I apologize as I am still somewhat unfamiliar with infinite series and knowing when and how we are allowed to use them, and especially with working with operators in this way. I imagine that I will be incorrect somewhere in this post or in its title.
I am working with finite-difference schemes for derivatives. I was reading a thesis on the subject when I came across the following material from the appendix of the book Numerical Analysis by Zdenek Kopal.
Suppose $\phi$ is a function of a single variable, $x$, which is discretized into a mesh $x_i = x_0 + ih$ defined by a spacing parameter $h$. We will use the notation $\phi(x + ih) = \phi(x_i) = \phi_i$. Note that this will be the case even for cases when $i$ is not an integer and therefore $x_i$ does not lie on the mesh.
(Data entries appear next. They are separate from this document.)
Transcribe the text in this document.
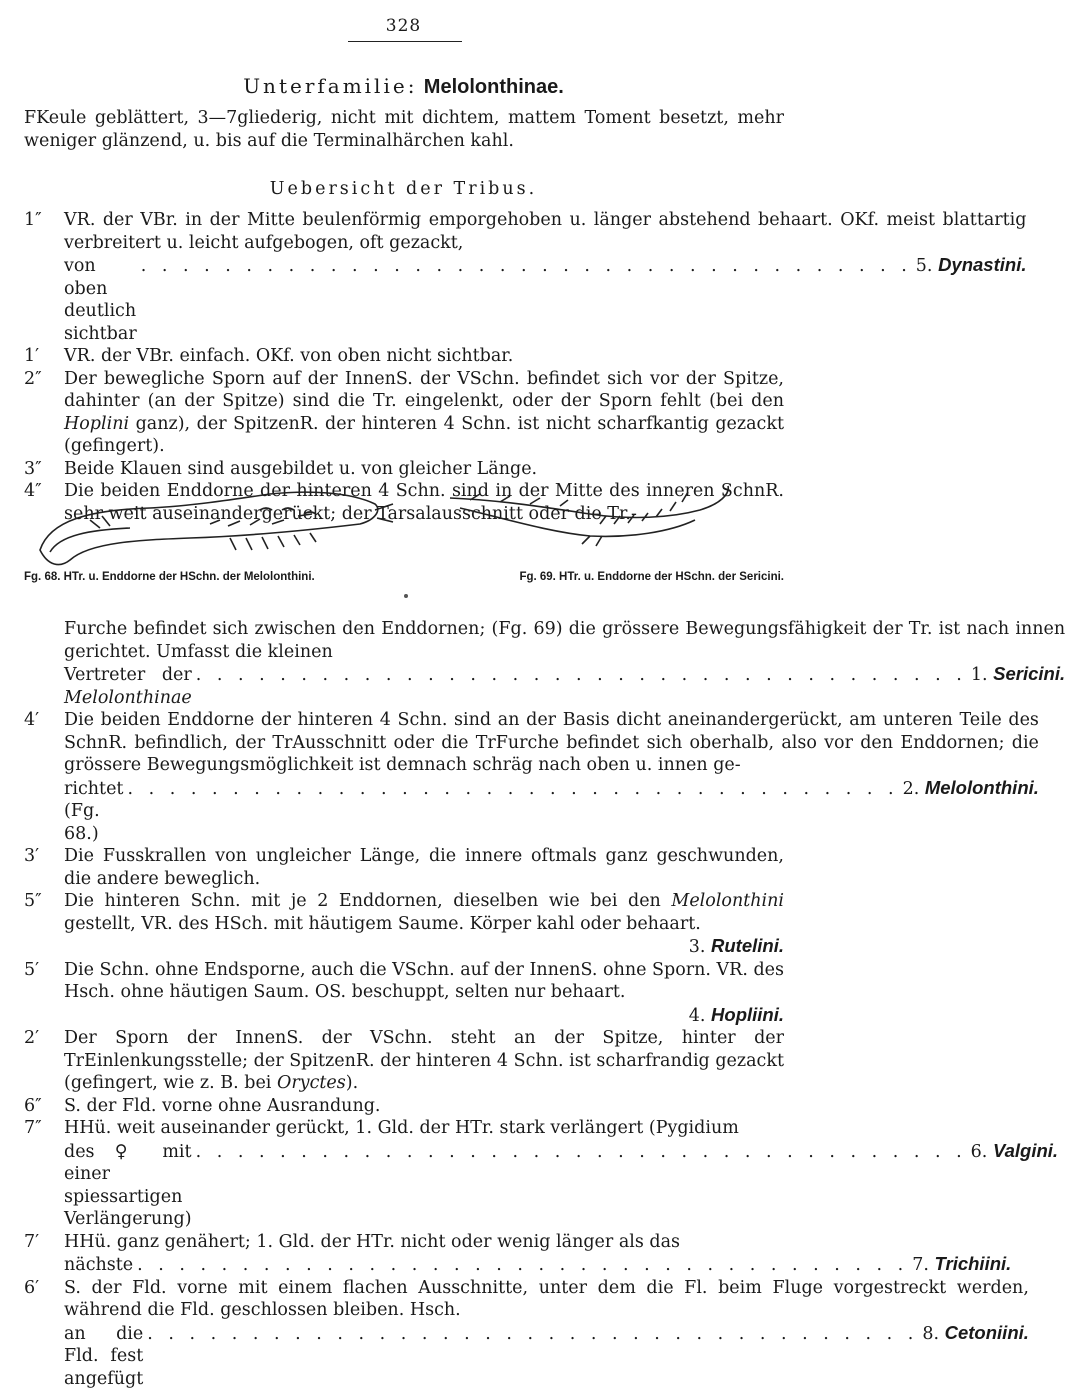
328
Unterfamilie: Melolonthinae.
FKeule geblättert, 3—7gliederig, nicht mit dichtem, mattem Toment besetzt, mehr weniger glänzend, u. bis auf die Terminalhärchen kahl.
Uebersicht der Tribus.
1″	VR. der VBr. in der Mitte beulenförmig emporgehoben u. länger abstehend behaart. OKf. meist blattartig verbreitert u. leicht aufgebogen, oft gezackt,
von oben deutlich sichtbar
. . .
5. Dynastini.
1′	VR. der VBr. einfach. OKf. von oben nicht sichtbar.
2″	Der bewegliche Sporn auf der InnenS. der VSchn. befindet sich vor der Spitze, dahinter (an der Spitze) sind die Tr. eingelenkt, oder der Sporn fehlt (bei den Hoplini ganz), der SpitzenR. der hinteren 4 Schn. ist nicht scharfkantig gezackt (gefingert).
3″	Beide Klauen sind ausgebildet u. von gleicher Länge.
4″	Die beiden Enddorne der hinteren 4 Schn. sind in der Mitte des inneren SchnR. sehr weit auseinandergerückt; der Tarsalausschnitt oder die Tr.-
Fg. 68. HTr. u. Enddorne der HSchn. der Melolonthini.	Fg. 69. HTr. u. Enddorne der HSchn. der Sericini.
Furche befindet sich zwischen den Enddornen; (Fg. 69) die grössere Bewegungsfähigkeit der Tr. ist nach innen gerichtet. Umfasst die kleinen
Vertreter der Melolonthinae
. . .
1. Sericini.
4′	Die beiden Enddorne der hinteren 4 Schn. sind an der Basis dicht aneinandergerückt, am unteren Teile des SchnR. befindlich, der TrAusschnitt oder die TrFurche befindet sich oberhalb, also vor den Enddornen; die grössere Bewegungsmöglichkeit ist demnach schräg nach oben u. innen ge-
richtet (Fg. 68.)
. . .
2. Melolonthini.
3′	Die Fusskrallen von ungleicher Länge, die innere oftmals ganz geschwunden, die andere beweglich.
5″	Die hinteren Schn. mit je 2 Enddornen, dieselben wie bei den Melolonthini gestellt, VR. des HSch. mit häutigem Saume. Körper kahl oder behaart.
3. Rutelini.
5′	Die Schn. ohne Endsporne, auch die VSchn. auf der InnenS. ohne Sporn. VR. des Hsch. ohne häutigen Saum. OS. beschuppt, selten nur behaart.
4. Hopliini.
2′	Der Sporn der InnenS. der VSchn. steht an der Spitze, hinter der TrEinlenkungsstelle; der SpitzenR. der hinteren 4 Schn. ist scharfrandig gezackt (gefingert, wie z. B. bei Oryctes).
6″	S. der Fld. vorne ohne Ausrandung.
7″	HHü. weit auseinander gerückt, 1. Gld. der HTr. stark verlängert (Pygidium
des ♀ mit einer spiessartigen Verlängerung)
. . .
6. Valgini.
7′	HHü. ganz genähert; 1. Gld. der HTr. nicht oder wenig länger als das
nächste
. . .	7. Trichiini.
6′	S. der Fld. vorne mit einem flachen Ausschnitte, unter dem die Fl. beim Fluge vorgestreckt werden, während die Fld. geschlossen bleiben. Hsch.
an die Fld. fest angefügt
. . .
8. Cetoniini.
Note that, by Taylor expansion,$$\begin{equation}\phi_{i+1} = \sum_{n=0}^{\infty} \frac{h^n}{n!}\phi^{(n)}_i = \sum_{n=0}^{\infty} \frac{(h\frac{\text{d}}{\text{d}x})^n}{n!}\phi_i = e^{h\frac{\text{d}}{\text{d}x}}\phi_i.\end{equation}\label{1}\tag{1}$$
Define an operator $\delta$ such that $\delta\phi_i = \phi_{i + \frac12} - \phi_{i - \frac12}$. Per the above Taylor expansion, we have$$\begin{equation}\delta\phi_i = (e^{\frac{h}{2}\frac{\text{d}}{\text{d}x}} - e^{-\frac{h}{2}\frac{\text{d}}{\text{d}x}})\phi_i,\end{equation}\label{2}\tag{2}$$so$$\begin{equation}\frac{\delta}{2} = \sinh\left(\frac h2 \frac{\text{d}}{\text{d}x}\right).\end{equation}\label{3}\tag{3}$$
Therefore we can write$$\begin{equation}\frac{\text{d}}{\text{d}x} = \frac{2}{h}\text{arcsinh}\left(\frac{\delta}{2}\right)\end{equation}\label{4}\tag{4}$$and especially (using the series expansion of arcsinh)$$\begin{equation}\frac{\text{d}}{\text{d}x} = \frac2h\left[\frac\delta2 - \left(\frac12\right)\frac{\delta^3}{2^3\cdot3} + \left({1 \cdot 3 \over 2 \cdot 4}\right)\frac{\delta^5}{2^5\cdot5}- \left({1 \cdot 3 \cdot 5 \over 2 \cdot 4 \cdot 6}\right)\frac{\delta^7}{2^7\cdot7} + \dots\right].\end{equation}\label{5}\tag{5}$$
I am comfortable with \eqref{1} with the caveat that I don't understand why we are allowed to use all the infinite number of terms in the first step and expect equality. I am fully comfortable with both \eqref{2} and \eqref{3} as, in my mind, functions with operators as inputs are just shorthand for the full infinite series.
However, I see no reason why we should be able to deduce \eqref{4} and \eqref{5}. Why should we be able to transition from infinite series to function to inverse function back to infinite series and know that our result is correct? Another point of confusion for me is that since operators are not numbers, how would we even describe convergence of an infinite series of them? The radius of convergence of the series expansion of arcsinh (when defined with numbers) is finite, but is that of concern? How can I better understand what's going on here?
Later statements in the thesis involve a series expansion of $\left(1 + \frac{\delta^2}{4}\right)^{-\frac{1}2}$ and division by $\delta$ and another operator which I will not define here. I find these things to be just as confusing as what I have described above.
I realize I ask a lot of questions, but any amount of information regarding this, pointers to resources, or even the name of a topic I can research to learn about this would be immensely helpful to me.